そして、規定どおりの成績を収め、六段昇進が決まった。ところが、「おれを負かしてないのだから、六段昇進は認められん」という先輩が出現した。いま考えればムチャを通りこして、笑いころげるほかはないが、当時は大まじめな論議となり、すんなりとは六段になれなかった。       

                         大山康晴 昭和将棋史

この話は昭和18年ごろにあったそうです。

また戦前には「君はまだ若いから」といって、昇段が先延ばしになった例もあるそうです。

今をときめく藤井八冠に「俺を負かしてないのだから、九段昇進は認められん」という人は誰もいないでしょう。

もちろん、今の将棋界は、大山先生が全盛期だった将棋界とは革新的と言っていいほど進歩していますし、昇段規定もより明確でタイトル獲得三期、竜王獲得二期、名人獲得一期、八段昇段後250勝で九段になれます。

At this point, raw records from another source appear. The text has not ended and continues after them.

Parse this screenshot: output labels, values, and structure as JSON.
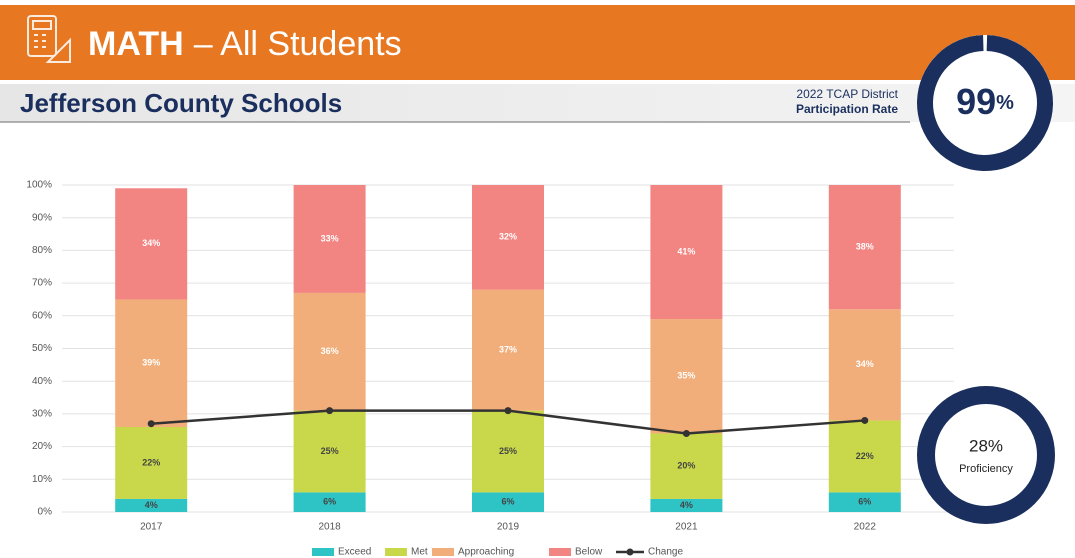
{
  "header": {
    "subject": "MATH",
    "subtitle": "– All Students",
    "district": "Jefferson County Schools",
    "participation": {
      "line1": "2022 TCAP District",
      "line2": "Participation Rate",
      "value": 99,
      "label": "99",
      "suffix": "%"
    },
    "proficiency": {
      "label": "28%",
      "caption": "Proficiency"
    }
  },
  "chart_data": {
    "type": "bar",
    "stacked": true,
    "categories": [
      "2017",
      "2018",
      "2019",
      "2021",
      "2022"
    ],
    "ylim": [
      0,
      100
    ],
    "yticks": [
      {
        "value": 0,
        "label": "0%"
      },
      {
        "value": 10,
        "label": "10%"
      },
      {
        "value": 20,
        "label": "20%"
      },
      {
        "value": 30,
        "label": "30%"
      },
      {
        "value": 40,
        "label": "40%"
      },
      {
        "value": 50,
        "label": "50%"
      },
      {
        "value": 60,
        "label": "60%"
      },
      {
        "value": 70,
        "label": "70%"
      },
      {
        "value": 80,
        "label": "80%"
      },
      {
        "value": 90,
        "label": "90%"
      },
      {
        "value": 100,
        "label": "100%"
      }
    ],
    "grid": true,
    "series": [
      {
        "name": "Exceed",
        "color": "#2ec4c6",
        "values": [
          4,
          6,
          6,
          4,
          6
        ],
        "value_labels": [
          "4%",
          "6%",
          "6%",
          "4%",
          "6%"
        ]
      },
      {
        "name": "Met",
        "color": "#c8d84a",
        "values": [
          22,
          25,
          25,
          20,
          22
        ],
        "value_labels": [
          "22%",
          "25%",
          "25%",
          "20%",
          "22%"
        ]
      },
      {
        "name": "Approaching",
        "color": "#f2ae7a",
        "values": [
          39,
          36,
          37,
          35,
          34
        ],
        "value_labels": [
          "39%",
          "36%",
          "37%",
          "35%",
          "34%"
        ]
      },
      {
        "name": "Below",
        "color": "#f28482",
        "values": [
          34,
          33,
          32,
          41,
          38
        ],
        "value_labels": [
          "34%",
          "33%",
          "32%",
          "41%",
          "38%"
        ]
      },
      {
        "name": "Change",
        "type": "line",
        "color": "#333333",
        "values": [
          27,
          31,
          31,
          24,
          28
        ]
      }
    ]
  }
}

そして、いまのところこの昇段規定を満たしていながら「俺を負かして……」といって昇段が認められなかったことはありません。

誰であれ、規定の成績を収めれば、どこまでも昇段できます。

しかし、わたくしが勤めている飲食店では、この昭和のころの将棋界のように「まだ若いから……」や「俺はこれだけなのに、あいつは昇進させるのか」というような声をよく聞きます。

それをきいて、わたくしは文字通り「笑いころげるほかない」のですが、時代は変わっても、日本人という民族はなかなか変わることのできない生き物のようです。

昭和初期の将棋界というものは、混乱期にありました。

実力制名人を決める中で勃発した神田事件。そのご、日に日に戦況が悪化していく中で、一時は将棋連盟の前身も解散宣言を出しました。

そんな中でも、終戦の翌年には順位戦が始まり、次の年には名人戦も行われ、もちろんそのごも様々な問題がありながら、それらを乗り越え、今の将棋界の隆盛があります。

これと同じようなことが、さまざまな業界でもあったと思うのですが、この令和の時代にそのころと同じような風潮を平然と耳にするというのは、あまり気分のいいものではありません。

「なぁんだ、あのころと全然変わらないじゃないか」というのは、いいものだけにしたいものです。